PostGIS Polygon Splitting
21 Jun 2018One of the joys of geospatial processing is the variety of tools in the tool box, and the ways that putting them together can yield surprising results. I have been in the guts of PostGIS for so long that I tend to think in terms of primitives: either there’s a function that does what you want or there isn’t. I’m too quick to ignore the power of combining the parts that we already have.
A community member on the users list asked (paraphrased): “is there a way to split a polygon into sub-polygons of more-or-less equal areas?”
I didn’t see the question, which is lucky, because I would have said: “No, you’re SOL, we don’t have a good way to solve that problem.” (An exact algorithm showed up in the Twitter thread about this solution, and maybe I should implement that.)
PostGIS developer Darafei Praliaskouski did answer, and provided a working solution that is absolutely brilliant in combining the parts of the PostGIS toolkit to solve a pretty tricky problem. He said:
The way I see it, for any kind of polygon:
- Convert a polygon to a set of points proportional to the area by ST_GeneratePoints (the more points, the more beautiful it will be, guess 1000 is ok);
- Decide how many parts you’d like to split into, (ST_Area(geom)/max_area), let it be K;
- Take KMeans of the point cloud with K clusters;
- For each cluster, take a ST_Centroid(ST_Collect(point));
- Feed these centroids into ST_VoronoiPolygons, that will get you a mask for each part of polygon;
- ST_Intersection of original polygon and each cell of Voronoi polygons will get you a good split of your polygon into K parts.
Let’s take it one step at a time to see how it works.
We’ll use Peru as the example polygon, it’s got a nice concavity to it which makes it a little trickier than an average shape.
Now create a point field that fills the polygon. On average, each randomly placed point ends up “occupying” an equal area within the polygon.
Now, cluster the point field, setting the number of clusters to the number of pieces you want the polygon divided into. Visually, you can now see the divisions in the polygon! But, we still need to get actual lines to represent those divisions.

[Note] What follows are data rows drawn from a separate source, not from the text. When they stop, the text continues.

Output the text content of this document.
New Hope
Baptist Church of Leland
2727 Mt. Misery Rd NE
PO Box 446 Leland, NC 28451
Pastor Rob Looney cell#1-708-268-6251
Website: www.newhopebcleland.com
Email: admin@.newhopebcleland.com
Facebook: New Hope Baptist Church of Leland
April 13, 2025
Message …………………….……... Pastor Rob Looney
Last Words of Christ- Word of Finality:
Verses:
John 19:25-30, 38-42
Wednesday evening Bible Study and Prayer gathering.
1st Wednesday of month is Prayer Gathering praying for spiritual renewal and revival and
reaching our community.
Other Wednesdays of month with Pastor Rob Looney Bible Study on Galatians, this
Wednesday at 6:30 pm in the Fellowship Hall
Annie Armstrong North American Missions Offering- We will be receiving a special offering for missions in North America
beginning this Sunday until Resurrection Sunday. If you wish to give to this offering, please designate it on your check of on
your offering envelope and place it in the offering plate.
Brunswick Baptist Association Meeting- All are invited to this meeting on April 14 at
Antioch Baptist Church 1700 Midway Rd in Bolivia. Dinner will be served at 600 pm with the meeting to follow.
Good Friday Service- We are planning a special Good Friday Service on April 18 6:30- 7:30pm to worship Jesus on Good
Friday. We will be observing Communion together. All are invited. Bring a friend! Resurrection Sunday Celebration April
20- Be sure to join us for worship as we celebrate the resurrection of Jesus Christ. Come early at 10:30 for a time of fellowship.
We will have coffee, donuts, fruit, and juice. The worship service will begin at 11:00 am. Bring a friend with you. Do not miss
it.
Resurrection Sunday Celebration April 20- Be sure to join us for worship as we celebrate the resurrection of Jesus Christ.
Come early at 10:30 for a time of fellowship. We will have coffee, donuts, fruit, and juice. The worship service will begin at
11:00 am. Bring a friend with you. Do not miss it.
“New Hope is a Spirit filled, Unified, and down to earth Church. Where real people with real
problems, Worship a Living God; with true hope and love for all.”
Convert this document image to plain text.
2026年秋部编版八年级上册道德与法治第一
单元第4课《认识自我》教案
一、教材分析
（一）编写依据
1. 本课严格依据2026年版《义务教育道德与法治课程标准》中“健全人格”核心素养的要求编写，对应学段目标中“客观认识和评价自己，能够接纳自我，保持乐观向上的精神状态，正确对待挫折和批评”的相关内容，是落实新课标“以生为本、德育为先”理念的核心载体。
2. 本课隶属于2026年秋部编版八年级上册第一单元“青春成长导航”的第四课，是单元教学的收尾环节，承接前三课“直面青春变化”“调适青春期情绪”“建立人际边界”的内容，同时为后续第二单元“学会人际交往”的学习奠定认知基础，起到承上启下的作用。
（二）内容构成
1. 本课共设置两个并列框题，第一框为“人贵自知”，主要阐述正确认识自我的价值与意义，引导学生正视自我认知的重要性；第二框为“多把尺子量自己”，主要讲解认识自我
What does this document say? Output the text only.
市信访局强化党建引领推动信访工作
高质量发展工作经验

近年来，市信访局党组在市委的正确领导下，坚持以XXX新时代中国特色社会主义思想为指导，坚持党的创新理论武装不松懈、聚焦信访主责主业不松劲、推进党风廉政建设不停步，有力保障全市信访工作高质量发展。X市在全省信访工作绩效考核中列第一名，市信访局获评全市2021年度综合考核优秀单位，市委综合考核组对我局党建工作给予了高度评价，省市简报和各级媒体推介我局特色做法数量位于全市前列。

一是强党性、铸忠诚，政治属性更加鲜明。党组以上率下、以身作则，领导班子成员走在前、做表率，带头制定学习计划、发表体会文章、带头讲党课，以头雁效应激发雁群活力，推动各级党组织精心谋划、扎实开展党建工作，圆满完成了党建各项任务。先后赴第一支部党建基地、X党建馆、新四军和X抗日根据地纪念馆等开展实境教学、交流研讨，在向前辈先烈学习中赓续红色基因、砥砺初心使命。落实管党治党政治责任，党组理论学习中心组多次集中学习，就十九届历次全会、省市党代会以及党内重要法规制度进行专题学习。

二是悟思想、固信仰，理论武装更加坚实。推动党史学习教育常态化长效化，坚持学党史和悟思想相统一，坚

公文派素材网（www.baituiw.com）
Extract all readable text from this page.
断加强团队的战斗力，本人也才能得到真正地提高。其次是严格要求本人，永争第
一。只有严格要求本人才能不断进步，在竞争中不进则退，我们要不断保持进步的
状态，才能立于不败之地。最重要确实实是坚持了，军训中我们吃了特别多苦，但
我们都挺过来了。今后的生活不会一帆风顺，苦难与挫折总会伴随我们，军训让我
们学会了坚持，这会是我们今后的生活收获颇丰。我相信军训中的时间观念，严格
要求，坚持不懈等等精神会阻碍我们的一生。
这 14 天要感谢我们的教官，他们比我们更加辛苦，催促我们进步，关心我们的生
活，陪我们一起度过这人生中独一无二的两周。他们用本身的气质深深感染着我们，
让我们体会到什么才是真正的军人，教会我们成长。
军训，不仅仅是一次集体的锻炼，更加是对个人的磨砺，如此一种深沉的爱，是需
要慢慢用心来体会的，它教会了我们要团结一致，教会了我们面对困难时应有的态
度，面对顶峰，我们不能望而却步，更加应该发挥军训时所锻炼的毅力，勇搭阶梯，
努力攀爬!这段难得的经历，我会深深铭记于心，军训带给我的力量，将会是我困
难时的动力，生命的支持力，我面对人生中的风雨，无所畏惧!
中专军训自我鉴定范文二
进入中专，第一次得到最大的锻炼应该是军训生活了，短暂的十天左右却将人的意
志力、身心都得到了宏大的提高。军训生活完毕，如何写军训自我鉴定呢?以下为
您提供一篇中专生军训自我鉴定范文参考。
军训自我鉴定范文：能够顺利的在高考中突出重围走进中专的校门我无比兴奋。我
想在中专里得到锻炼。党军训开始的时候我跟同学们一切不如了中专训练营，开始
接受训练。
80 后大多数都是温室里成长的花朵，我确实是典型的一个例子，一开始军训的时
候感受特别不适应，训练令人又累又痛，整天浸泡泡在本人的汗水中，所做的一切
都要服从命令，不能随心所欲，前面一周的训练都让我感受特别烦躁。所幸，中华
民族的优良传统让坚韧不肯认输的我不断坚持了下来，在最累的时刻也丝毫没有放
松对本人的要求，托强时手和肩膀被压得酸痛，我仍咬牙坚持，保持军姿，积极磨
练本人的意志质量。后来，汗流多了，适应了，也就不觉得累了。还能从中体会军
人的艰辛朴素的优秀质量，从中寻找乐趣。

Using a point field and K-means clustering to get the split areas was inspired enough. The steps to get actual polygons are equally inspired.
First, calculate the centroid of each point cluster, which will be the center of mass for each cluster.
Now, use a voronoi diagram to get actual dividing edges between the cluster centroids, which end up closely matching the places where the clusters divide!
Finally, intersect the voronoi areas with the original polygon to get final output polygons that incorporate both the outer edges of the polgyon and the voronoi dividing lines.
Done!
Clustering a point field to get mostly equal areas, and then using the voronoi to extract actual dividing lines are wonderful insights into spatial processing. The final picture of all the components of the calculation is also beautiful.
I’m not 100% sure, but it might be possible to use Darafei’s technique for even more interesting subdivisions, like “map of the USA subdivided into areas of equal GDP”, or “map of New York subdivided into areas of equal population” by generating the initial point field using an economic or demographic weighting.